Explain the consequences for continuing to abuse.
Help the teen understand and accept accountability. Find out why they’re angry enough to hurt someone.
Understand consequences.
Explain how to handle situations differently. They have the power to change their behavior.
To abuse is a choice — A very bad choice!
IF THE TEEN YOU ARE ASSISTING IS A CONCERNED BYSTANDER
If the teen you’re assisting is a concerned bystander, let them know they have the power to help safely and indirectly by:
Creating a distraction.
Find someone in authority to interfere and report the abuse.
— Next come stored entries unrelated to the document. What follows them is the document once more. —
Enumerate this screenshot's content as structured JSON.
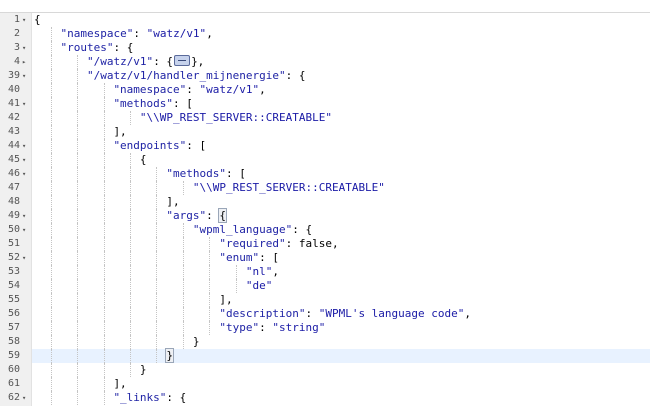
{
  "lines": [
    {
      "num": "1",
      "fold": "open",
      "indent": 0,
      "tokens": [
        [
          "plain",
          "{"
        ]
      ]
    },
    {
      "num": "2",
      "indent": 1,
      "tokens": [
        [
          "key",
          "\"namespace\""
        ],
        [
          "plain",
          ": "
        ],
        [
          "str",
          "\"watz/v1\""
        ],
        [
          "plain",
          ","
        ]
      ]
    },
    {
      "num": "3",
      "fold": "open",
      "indent": 1,
      "tokens": [
        [
          "key",
          "\"routes\""
        ],
        [
          "plain",
          ": {"
        ]
      ]
    },
    {
      "num": "4",
      "fold": "closed",
      "indent": 2,
      "tokens": [
        [
          "key",
          "\"/watz/v1\""
        ],
        [
          "plain",
          ": {"
        ],
        [
          "widget",
          ""
        ],
        [
          "plain",
          "},"
        ]
      ]
    },
    {
      "num": "39",
      "fold": "open",
      "indent": 2,
      "tokens": [
        [
          "key",
          "\"/watz/v1/handler_mijnenergie\""
        ],
        [
          "plain",
          ": {"
        ]
      ]
    },
    {
      "num": "40",
      "indent": 3,
      "tokens": [
        [
          "key",
          "\"namespace\""
        ],
        [
          "plain",
          ": "
        ],
        [
          "str",
          "\"watz/v1\""
        ],
        [
          "plain",
          ","
        ]
      ]
    },
    {
      "num": "41",
      "fold": "open",
      "indent": 3,
      "tokens": [
        [
          "key",
          "\"methods\""
        ],
        [
          "plain",
          ": ["
        ]
      ]
    },
    {
      "num": "42",
      "indent": 4,
      "tokens": [
        [
          "str",
          "\"\\\\WP_REST_SERVER::CREATABLE\""
        ]
      ]
    },
    {
      "num": "43",
      "indent": 3,
      "tokens": [
        [
          "plain",
          "],"
        ]
      ]
    },
    {
      "num": "44",
      "fold": "open",
      "indent": 3,
      "tokens": [
        [
          "key",
          "\"endpoints\""
        ],
        [
          "plain",
          ": ["
        ]
      ]
    },
    {
      "num": "45",
      "fold": "open",
      "indent": 4,
      "tokens": [
        [
          "plain",
          "{"
        ]
      ]
    },
    {
      "num": "46",
      "fold": "open",
      "indent": 5,
      "tokens": [
        [
          "key",
          "\"methods\""
        ],
        [
          "plain",
          ": ["
        ]
      ]
    },
    {
      "num": "47",
      "indent": 6,
      "tokens": [
        [
          "str",
          "\"\\\\WP_REST_SERVER::CREATABLE\""
        ]
      ]
    },
    {
      "num": "48",
      "indent": 5,
      "tokens": [
        [
          "plain",
          "],"
        ]
      ]
    },
    {
      "num": "49",
      "fold": "open",
      "indent": 5,
      "tokens": [
        [
          "key",
          "\"args\""
        ],
        [
          "plain",
          ": "
        ],
        [
          "bracket",
          "{"
        ]
      ]
    },
    {
      "num": "50",
      "fold": "open",
      "indent": 6,
      "tokens": [
        [
          "key",
          "\"wpml_language\""
        ],
        [
          "plain",
          ": {"
        ]
      ]
    },
    {
      "num": "51",
      "indent": 7,
      "tokens": [
        [
          "key",
          "\"required\""
        ],
        [
          "plain",
          ": "
        ],
        [
          "lit",
          "false"
        ],
        [
          "plain",
          ","
        ]
      ]
    },
    {
      "num": "52",
      "fold": "open",
      "indent": 7,
      "tokens": [
        [
          "key",
          "\"enum\""
        ],
        [
          "plain",
          ": ["
        ]
      ]
    },
    {
      "num": "53",
      "indent": 8,
      "tokens": [
        [
          "str",
          "\"nl\""
        ],
        [
          "plain",
          ","
        ]
      ]
    },
    {
      "num": "54",
      "indent": 8,
      "tokens": [
        [
          "str",
          "\"de\""
        ]
      ]
    },
    {
      "num": "55",
      "indent": 7,
      "tokens": [
        [
          "plain",
          "],"
        ]
      ]
    },
    {
      "num": "56",
      "indent": 7,
      "tokens": [
        [
          "key",
          "\"description\""
        ],
        [
          "plain",
          ": "
        ],
        [
          "str",
          "\"WPML's language code\""
        ],
        [
          "plain",
          ","
        ]
      ]
    },
    {
      "num": "57",
      "indent": 7,
      "tokens": [
        [
          "key",
          "\"type\""
        ],
        [
          "plain",
          ": "
        ],
        [
          "str",
          "\"string\""
        ]
      ]
    },
    {
      "num": "58",
      "indent": 6,
      "tokens": [
        [
          "plain",
          "}"
        ]
      ]
    },
    {
      "num": "59",
      "indent": 5,
      "active": true,
      "tokens": [
        [
          "bracket",
          "}"
        ],
        [
          "cursor",
          ""
        ]
      ]
    },
    {
      "num": "60",
      "indent": 4,
      "tokens": [
        [
          "plain",
          "}"
        ]
      ]
    },
    {
      "num": "61",
      "indent": 3,
      "tokens": [
        [
          "plain",
          "],"
        ]
      ]
    },
    {
      "num": "62",
      "fold": "open",
      "indent": 3,
      "tokens": [
        [
          "key",
          "\"_links\""
        ],
        [
          "plain",
          ": {"
        ]
      ]
    }
  ],
  "icons": {
    "fold_open": "▾",
    "fold_closed": "▸"
  },
  "colors": {
    "key": "#1f23a5",
    "string": "#1a1aa6",
    "gutter_bg": "#f0f0f0",
    "active_line_bg": "#e8f2ff"
  }
}
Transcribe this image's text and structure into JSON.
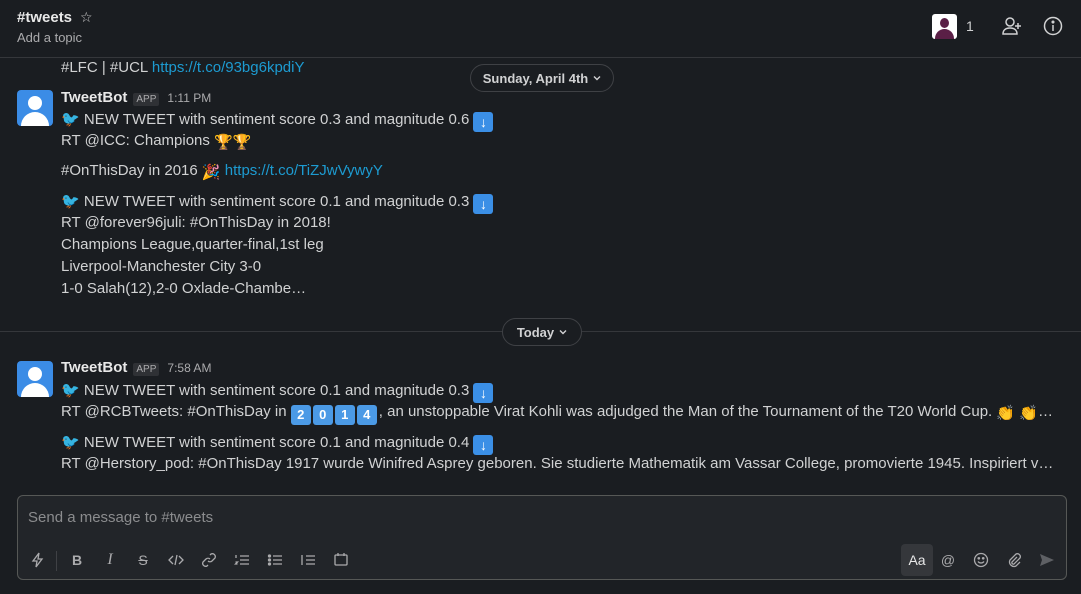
{
  "header": {
    "channel": "#tweets",
    "topic": "Add a topic",
    "member_count": "1"
  },
  "messages": {
    "cont_line": {
      "text": "#LFC | #UCL ",
      "link": "https://t.co/93bg6kpdiY"
    },
    "date1": "Sunday, April 4th",
    "date2": "Today",
    "group1": {
      "author": "TweetBot",
      "badge": "APP",
      "time": "1:11 PM",
      "m1_l1": "NEW TWEET with sentiment score 0.3 and magnitude 0.6",
      "m1_l2": "RT @ICC: Champions",
      "m1_l3": "#OnThisDay in 2016",
      "m1_l3_link": "https://t.co/TiZJwVywyY",
      "m2_l1": "NEW TWEET with sentiment score 0.1 and magnitude 0.3",
      "m2_l2": "RT @forever96juli: #OnThisDay in 2018!",
      "m2_l3": "Champions League,quarter-final,1st leg",
      "m2_l4": "Liverpool-Manchester City 3-0",
      "m2_l5": "1-0 Salah(12),2-0 Oxlade-Chambe…"
    },
    "group2": {
      "author": "TweetBot",
      "badge": "APP",
      "time": "7:58 AM",
      "m1_l1": "NEW TWEET with sentiment score 0.1 and magnitude 0.3",
      "m1_l2_a": "RT @RCBTweets: #OnThisDay in",
      "keycaps": [
        "2",
        "0",
        "1",
        "4"
      ],
      "m1_l2_b": ", an unstoppable Virat Kohli was adjudged the Man of the Tournament of the T20 World Cup.",
      "m1_l2_end": "…",
      "m2_l1": "NEW TWEET with sentiment score 0.1 and magnitude 0.4",
      "m2_l2": "RT @Herstory_pod: #OnThisDay 1917 wurde Winifred Asprey geboren. Sie studierte Mathematik am Vassar College, promovierte 1945. Inspiriert v…"
    }
  },
  "composer": {
    "placeholder": "Send a message to #tweets",
    "format_label": "Aa"
  },
  "icons": {
    "bird": "bird-icon",
    "arrow": "down-arrow-icon",
    "trophy": "trophy-icon",
    "party": "party-popper-icon",
    "clap": "clapping-hands-icon"
  },
  "colors": {
    "background": "#1a1d21",
    "link": "#1d9bd1",
    "avatar": "#3b8ce6",
    "text": "#d1d2d3"
  }
}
This can be a school resource officer, teacher or administrator.
SAFETY PLAN CHECKLIST
Change your phone number
Utilize *67 to block Caller ID from your next outgoing call for help.
Put the word out
Let everyone — family, friends, neighbors — know that the abuser is no longer welcome.
Social media presence
Use social media to the victim’s advantage by posting that they’re no longer with the abuser and do not want them to contact them in any way.
Require friends to pick sides
If they’re friends with the abuser, then the victim should no longer have anything to do with the person.
Have a buddy system – Do not go anywhere alone.
Exercise caution when answering the door at home.
Make sure that contact information in school and employer files is current.
Make safe transportation arrangements.
Contact the police and file a report if there is harassing behavior from the abuser or their friends.
Know your rights to protection.
Work with an advocate to get an order of protection.
Depending on the escalation level of the abuser, consider sending your teen to stay with family or friends out of state.
CONSIDERATIONS FOR A SAFETY PLAN
The most dangerous time for a victim in an abusive relationship is when they’re ending that relationship.
It takes a victim an average of 7 times to leave an abusive relationship. https://www.thehotline.org/2013/06/10/50-obstacles-to-leaving-1-10/
Stay vigilent as abusers often times do not just go away once the relationship has ended.
81% of adults do not realize teen dating violence is an issue. Loveisrespect.org
According to the American Psychological Association 2013 Adolescent Dating Violence study:
41% of females and 37% of males report being a victim of dating violence.
35% of females and 29% of males report being a perpetrator.
29% of females and 24% of males report being both a victim and a perpetrator.
HOW SCHOOLS CAN BRING ATTENTION TO TEEN DATING VIOLENCE
February is National Teen Dating Violence Awareness Month. Create a campaign to highlight this in their school.
Math teachers can educate students about the statistics regarding teen dating violence.
History teachers can educate on the history of teen dating violence and how we’re evolving out of it.
The English or literature teachers can assign an essay to be written about what the students learned about teen dating violence and the importance of healthy relationships on the kaitysway.org website.
The drama class or another school club could do a play on teen dating violence.
A poster or media contest about teen dating violence.
Create a dating contract.
Find a student from the student body that is passionate about healthy relationship education that could take a few minutes to explain why they believe this information is valuable.
Abusers don’t always go away because the relationship has ended. It’s important that the teen must stick to the safety plan and evaluate the situation periodically to determine level of needed vigilance.